Wire: Is happiness something that can be measured?

Janning: Yes and no. Social scientists study the human experience, sometimes asserting that we can use the word “measures” and that these are objective and able to fit into a scientific method of inquiry. Others assert that all that we study is subjective (and that we shouldn’t call ourselves “scientists”), so the measures are at best proxies for actual experience and are better captured with qualitative data that includes depth of experience and variation within groups about how the world is subjectively perceived and experienced.

It is the case that reports about country-level happiness rely primarily on quantitative measures of happiness that people assume capture at least some reality of the human experience. …  I believe that regardless of a sociologist’s preference for numbers or stories, we can notice patterns that vary across groups. … At the very least, happiness studies and reports allow us to delve into questions of “why are some people happier than others” which get more at societal levels of trust, the provision of needs, and the ways that life satisfaction vary across groups that have unequal access to valuable resources.

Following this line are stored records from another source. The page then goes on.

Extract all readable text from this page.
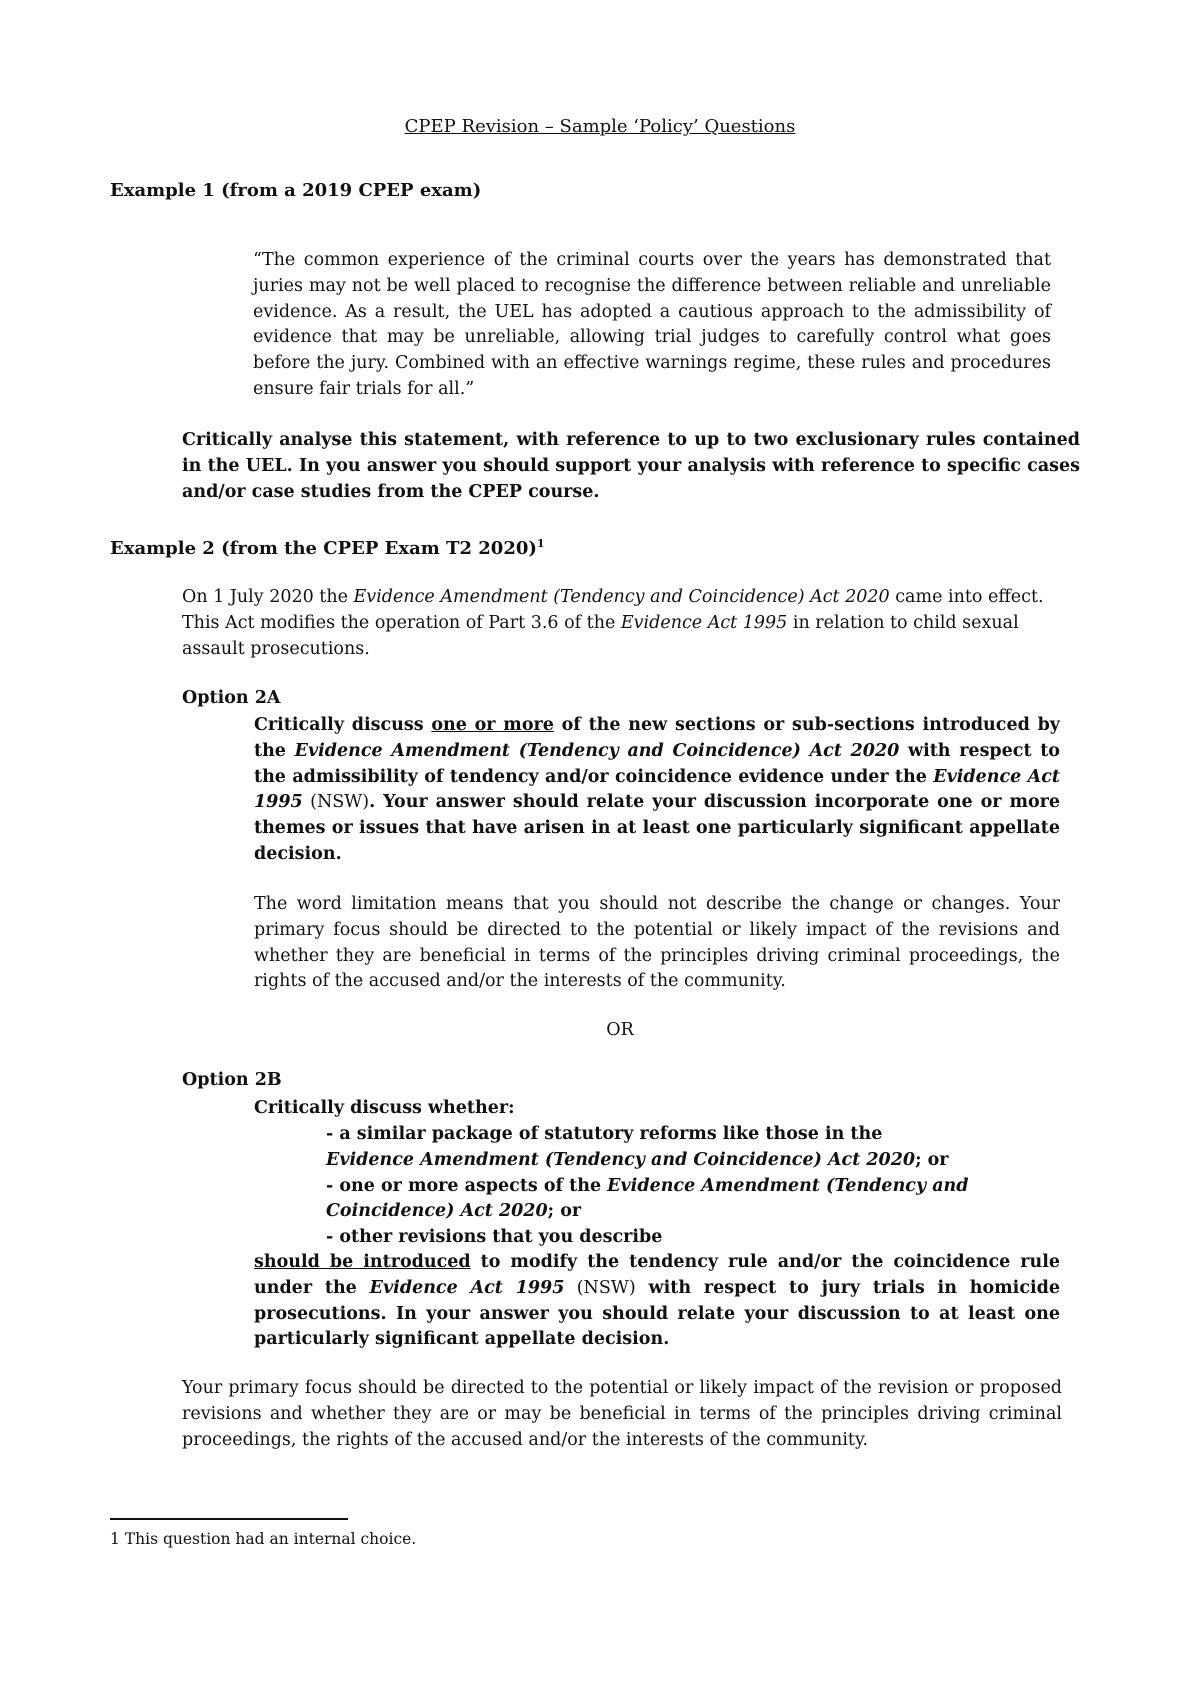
CPEP Revision – Sample ‘Policy’ Questions
Example 1 (from a 2019 CPEP exam)
“The common experience of the criminal courts over the years has demonstrated that juries may not be well placed to recognise the difference between reliable and unreliable evidence. As a result, the UEL has adopted a cautious approach to the admissibility of evidence that may be unreliable, allowing trial judges to carefully control what goes before the jury. Combined with an effective warnings regime, these rules and procedures ensure fair trials for all.”
Critically analyse this statement, with reference to up to two exclusionary rules contained in the UEL. In you answer you should support your analysis with reference to specific cases and/or case studies from the CPEP course.
Example 2 (from the CPEP Exam T2 2020)$^1$

On 1 July 2020 the Evidence Amendment (Tendency and Coincidence) Act 2020 came into effect. This Act modifies the operation of Part 3.6 of the Evidence Act 1995 in relation to child sexual assault prosecutions.

Option 2A

Critically discuss one or more of the new sections or sub-sections introduced by the Evidence Amendment (Tendency and Coincidence) Act 2020 with respect to the admissibility of tendency and/or coincidence evidence under the Evidence Act 1995 (NSW). Your answer should relate your discussion incorporate one or more themes or issues that have arisen in at least one particularly significant appellate decision.

The word limitation means that you should not describe the change or changes. Your primary focus should be directed to the potential or likely impact of the revisions and whether they are beneficial in terms of the principles driving criminal proceedings, the rights of the accused and/or the interests of the community.

OR
Option 2B
Critically discuss whether:

- a similar package of statutory reforms like those in the Evidence Amendment (Tendency and Coincidence) Act 2020; or

- one or more aspects of the Evidence Amendment (Tendency and Coincidence) Act 2020; or

- other revisions that you describe

should be introduced to modify the tendency rule and/or the coincidence rule under the Evidence Act 1995 (NSW) with respect to jury trials in homicide prosecutions. In your answer you should relate your discussion to at least one particularly significant appellate decision.

Your primary focus should be directed to the potential or likely impact of the revision or proposed revisions and whether they are or may be beneficial in terms of the principles driving criminal proceedings, the rights of the accused and/or the interests of the community.

1 This question had an internal choice.
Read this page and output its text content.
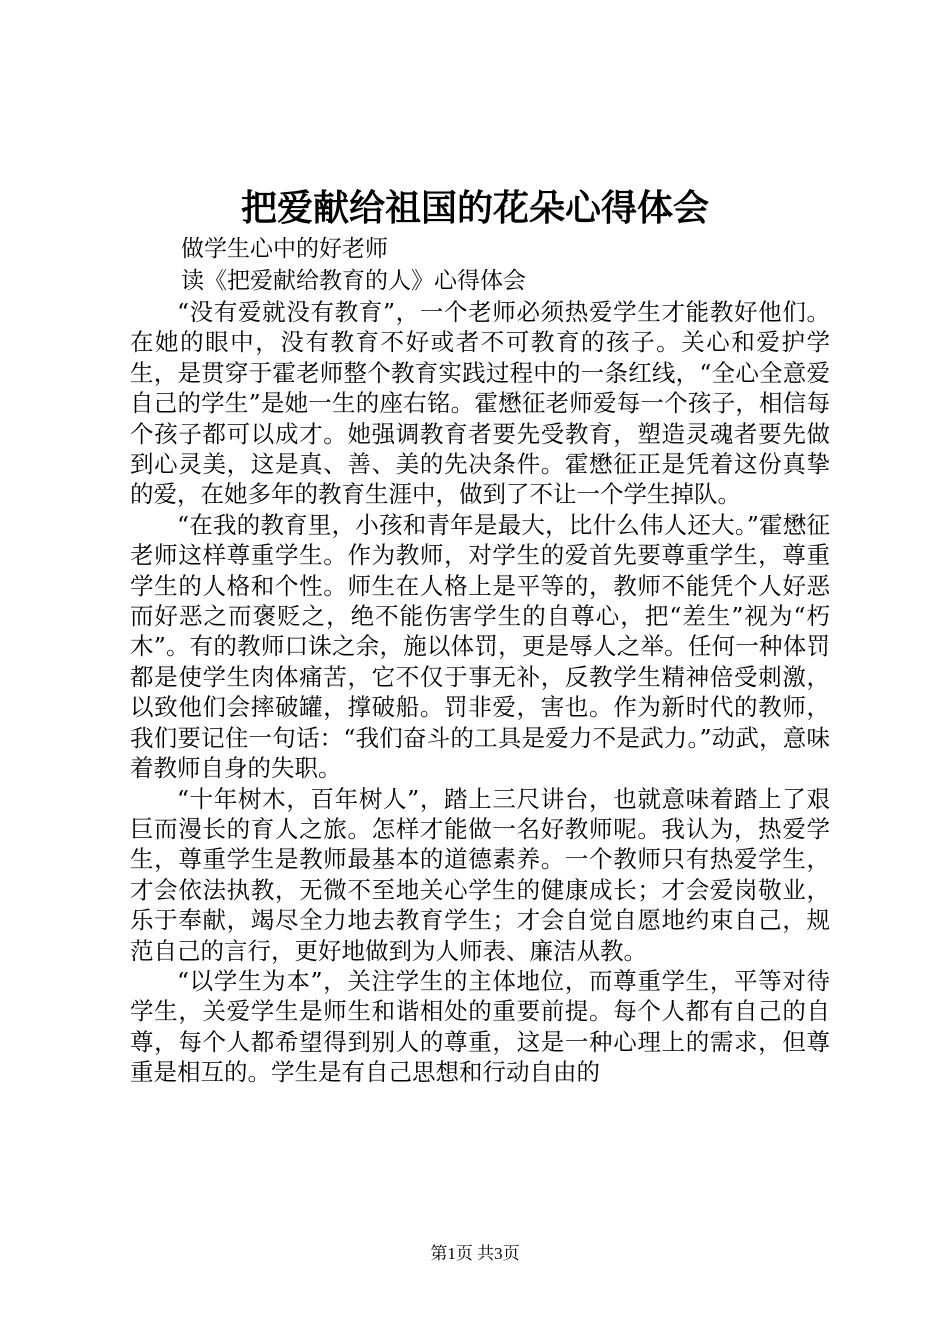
把爱献给祖国的花朵心得体会

做学生心中的好老师

读《把爱献给教育的人》心得体会

“没有爱就没有教育”，一个老师必须热爱学生才能教好他们。在她的眼中，没有教育不好或者不可教育的孩子。关心和爱护学生，是贯穿于霍老师整个教育实践过程中的一条红线，“全心全意爱自己的学生”是她一生的座右铭。霍懋征老师爱每一个孩子，相信每个孩子都可以成才。她强调教育者要先受教育，塑造灵魂者要先做到心灵美，这是真、善、美的先决条件。霍懋征正是凭着这份真挚的爱，在她多年的教育生涯中，做到了不让一个学生掉队。

“在我的教育里，小孩和青年是最大，比什么伟人还大。”霍懋征老师这样尊重学生。作为教师，对学生的爱首先要尊重学生，尊重学生的人格和个性。师生在人格上是平等的，教师不能凭个人好恶而好恶之而褒贬之，绝不能伤害学生的自尊心，把“差生”视为“朽木”。有的教师口诛之余，施以体罚，更是辱人之举。任何一种体罚都是使学生肉体痛苦，它不仅于事无补，反教学生精神倍受刺激，以致他们会摔破罐，撑破船。罚非爱，害也。作为新时代的教师，我们要记住一句话：“我们奋斗的工具是爱力不是武力。”动武，意味着教师自身的失职。

“十年树木，百年树人”，踏上三尺讲台，也就意味着踏上了艰巨而漫长的育人之旅。怎样才能做一名好教师呢。我认为，热爱学生，尊重学生是教师最基本的道德素养。一个教师只有热爱学生，才会依法执教，无微不至地关心学生的健康成长；才会爱岗敬业，乐于奉献，竭尽全力地去教育学生；才会自觉自愿地约束自己，规范自己的言行，更好地做到为人师表、廉洁从教。

“以学生为本”，关注学生的主体地位，而尊重学生，平等对待学生，关爱学生是师生和谐相处的重要前提。每个人都有自己的自尊，每个人都希望得到别人的尊重，这是一种心理上的需求，但尊重是相互的。学生是有自己思想和行动自由的

第1页 共3页
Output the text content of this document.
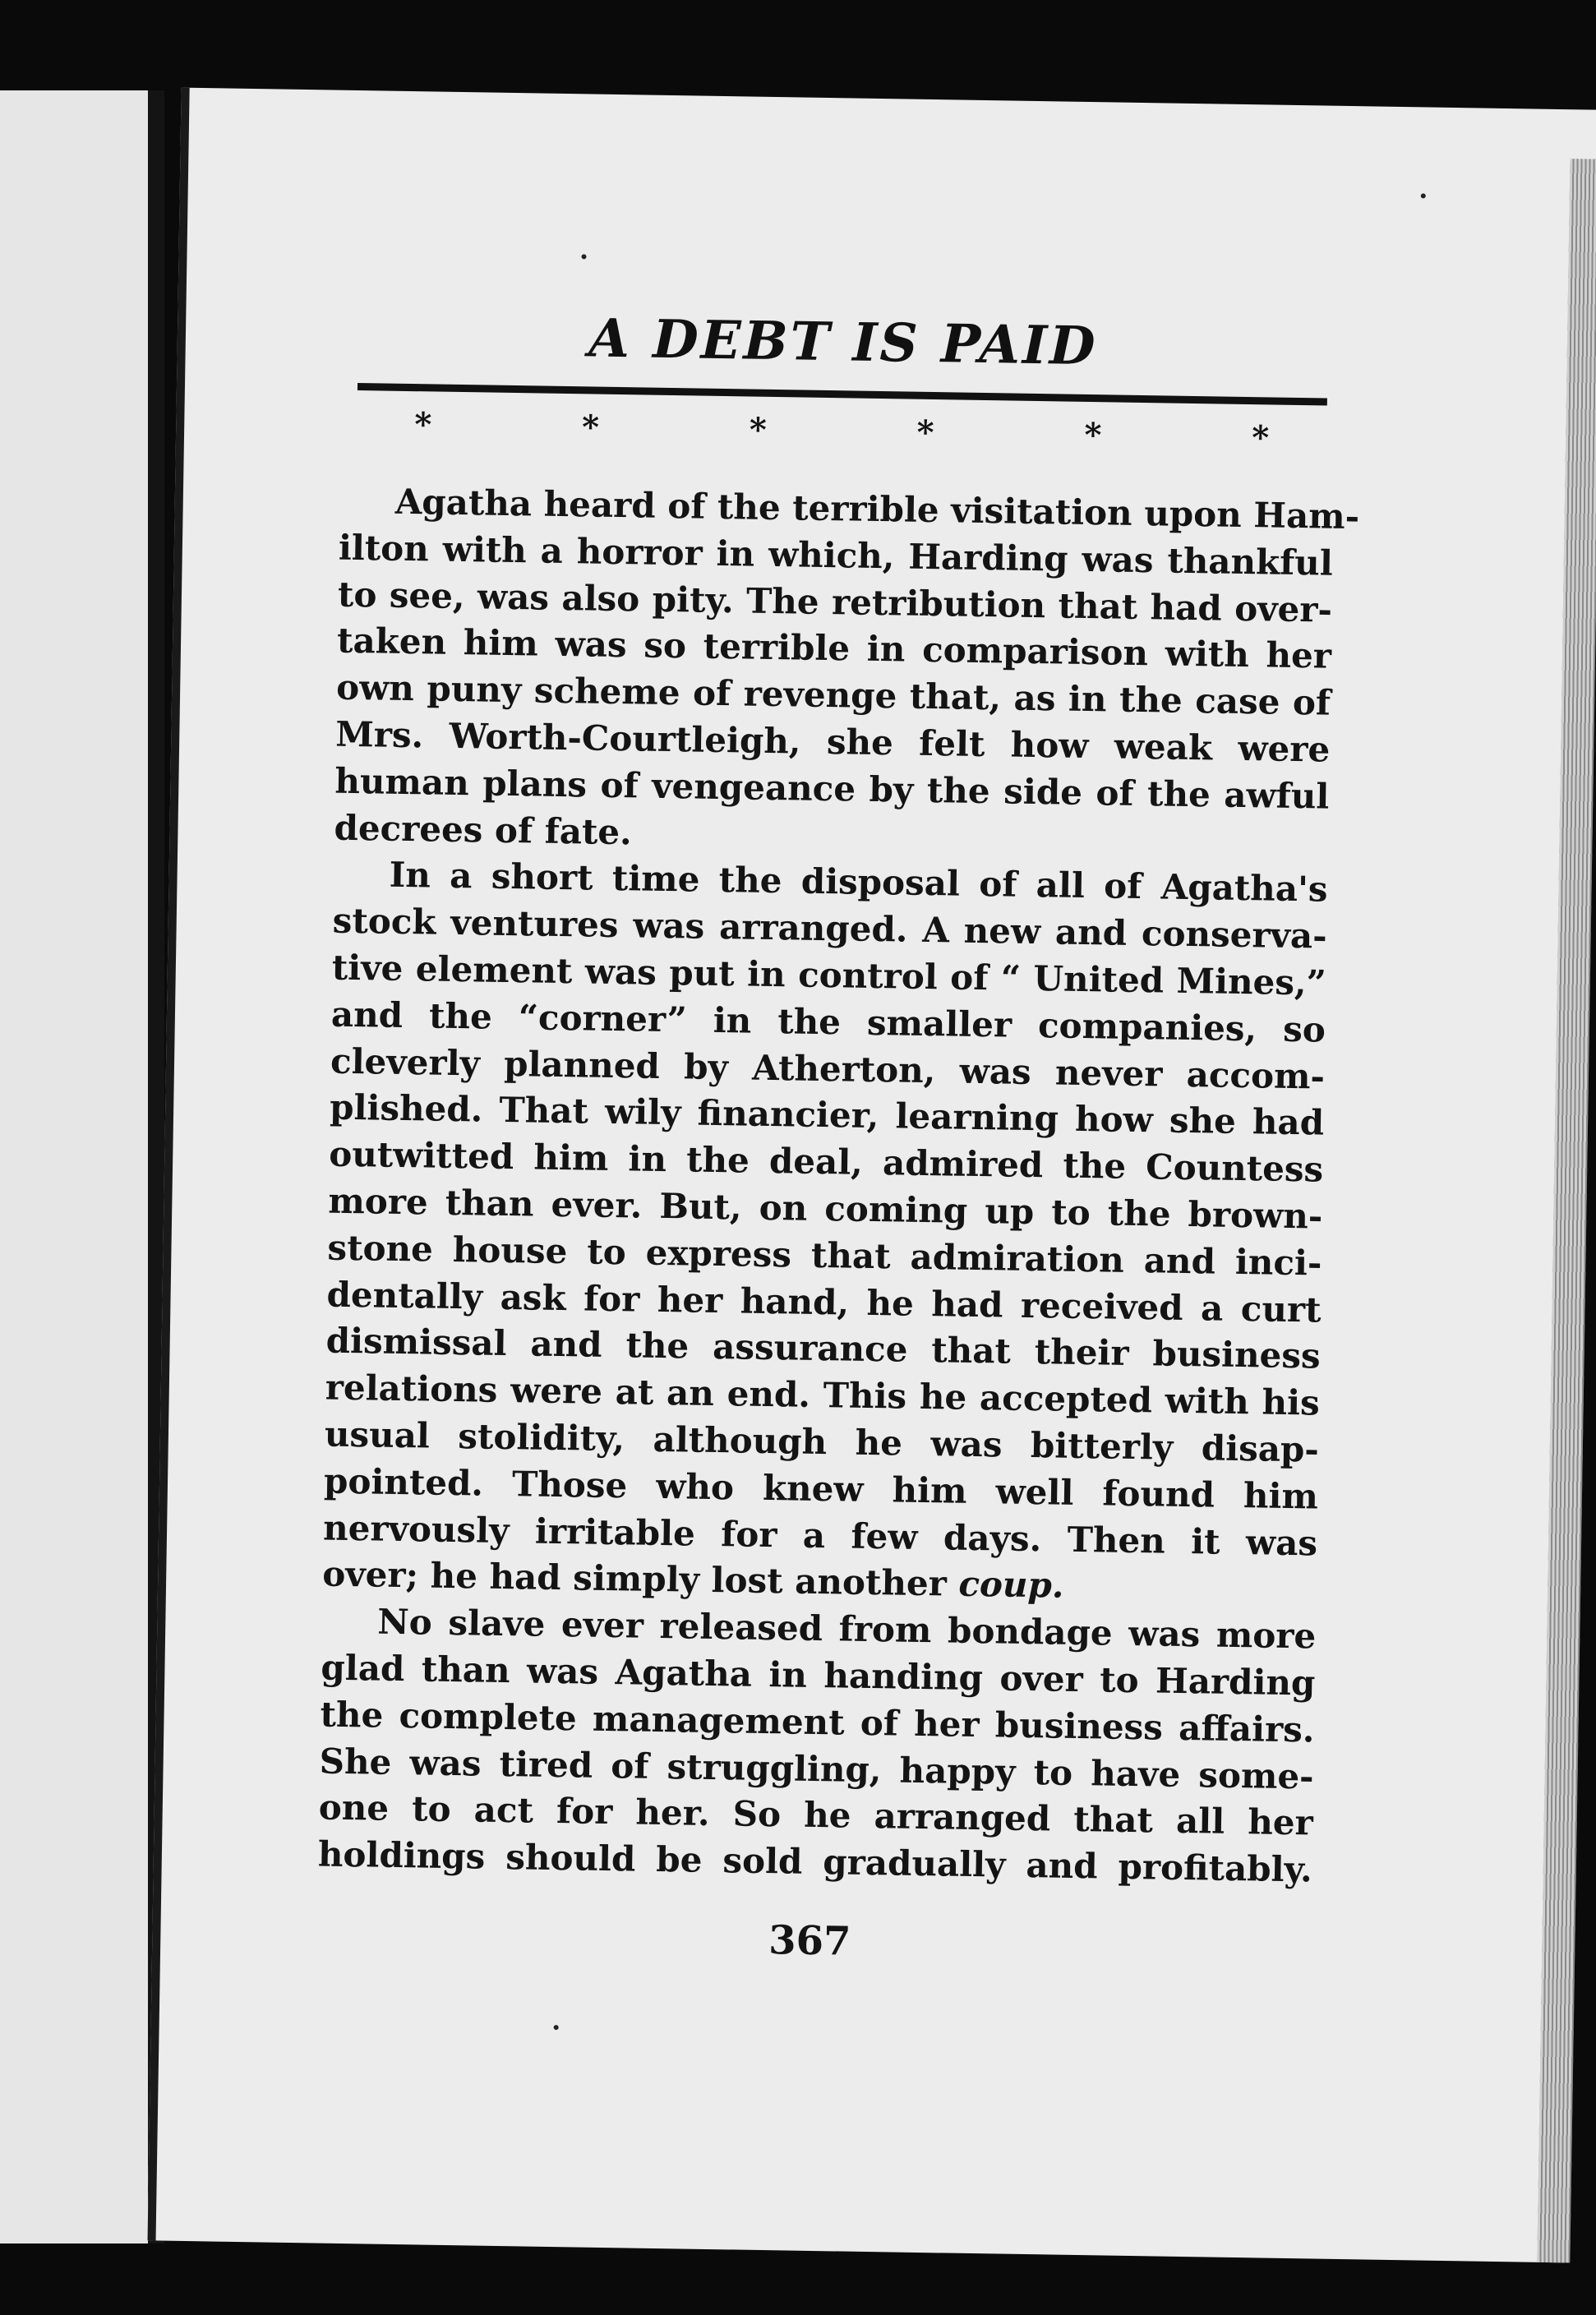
A DEBT IS PAID
*	*	*	*	*	*
Agatha heard of the terrible visitation upon Ham-
ilton with a horror in which, Harding was thankful
to see, was also pity. The retribution that had over-
taken him was so terrible in comparison with her
own puny scheme of revenge that, as in the case of
Mrs. Worth-Courtleigh, she felt how weak were
human plans of vengeance by the side of the awful
decrees of fate.
In a short time the disposal of all of Agatha's
stock ventures was arranged. A new and conserva-
tive element was put in control of “ United Mines,”
and the “corner” in the smaller companies, so
cleverly planned by Atherton, was never accom-
plished. That wily financier, learning how she had
outwitted him in the deal, admired the Countess
more than ever. But, on coming up to the brown-
stone house to express that admiration and inci-
dentally ask for her hand, he had received a curt
dismissal and the assurance that their business
relations were at an end. This he accepted with his
usual stolidity, although he was bitterly disap-
pointed. Those who knew him well found him
nervously irritable for a few days. Then it was
over; he had simply lost another coup.
No slave ever released from bondage was more
glad than was Agatha in handing over to Harding
the complete management of her business affairs.
She was tired of struggling, happy to have some-
one to act for her. So he arranged that all her
holdings should be sold gradually and profitably.
367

In other words, without studying patterns of group behaviors and attitudes, we wouldn’t know as much about social inequalities. But without the qualitative stories that underlie the numbers, we wouldn’t know the ways that experience varies even among people that are assumed to be similar. I’m a fan of both numbers and stories that complicate the numbers.

Wire: What does it mean for Danes to report the highest level of happiness in the world?

Janning: Usually this refers to studies that capture both individual levels of reported happiness (e.g., survey questions asking “Are you satisfied with different parts of your life?”) and national markers that align with high levels of life satisfaction (e.g., economic stability and poverty rates, leisure opportunities, aggregated reports of employment satisfaction, environmental sustainability, days of sunshine, etc.). Depending on the measure, different countries rise to the top of the list.

Wire: What kinds of things can we learn from the Danes to make our own lives happier?

Janning: In research about parental happiness in sociology, we know that the happiness gap between parents and non-parents is wider than most other countries (parents are less happy than non-parents everywhere, but the gap is biggest in the U.S.). The single most powerful predictor of this outcome is access to family-friendly workplace policies. … Trust in institutions helps people believe that they are collectively all working toward the improvement of the country. Trust that people will work hard and not take advantage of the system that benefits everyone makes people more satisfied. Young Danes, more than students from many other countries, believe they have complete freedom and can control their futures. Children are highly independent there. In part, this is because, as a student interviewed in Rydahl’s book notes, “What’s good in Denmark is that you aren’t afraid to pursue what you like doing, because if you happen to make a mistake, the State’s there to help you get back onto your feet.” Did I mention that university education (and most health care) is free in Denmark, by the way? So, we see a country with an emphasis on independence and self-sufficiency, paired with a collective safety net that allows for people to be happy pursuing what they want.

Having said this, there are those who fear that the collectivism in place can make people take advantage of resources, or that the schools’ emphasis on making sure every student succeeds can leave the high-achieving students feeling as if they aren’t getting what they need. There are those who really dislike paying large portions of their salaries in taxes.

I also know that it is difficult to apply these things from an affluent and relatively homogeneous country of five million people to the U.S. And, most importantly, I recognize that there are disparities there in terms of which groups are able to access things that make people happy. Xenophobia and nationalism are alive and thriving in Northern Europe and differential access to markers of happiness must be part of the discussion.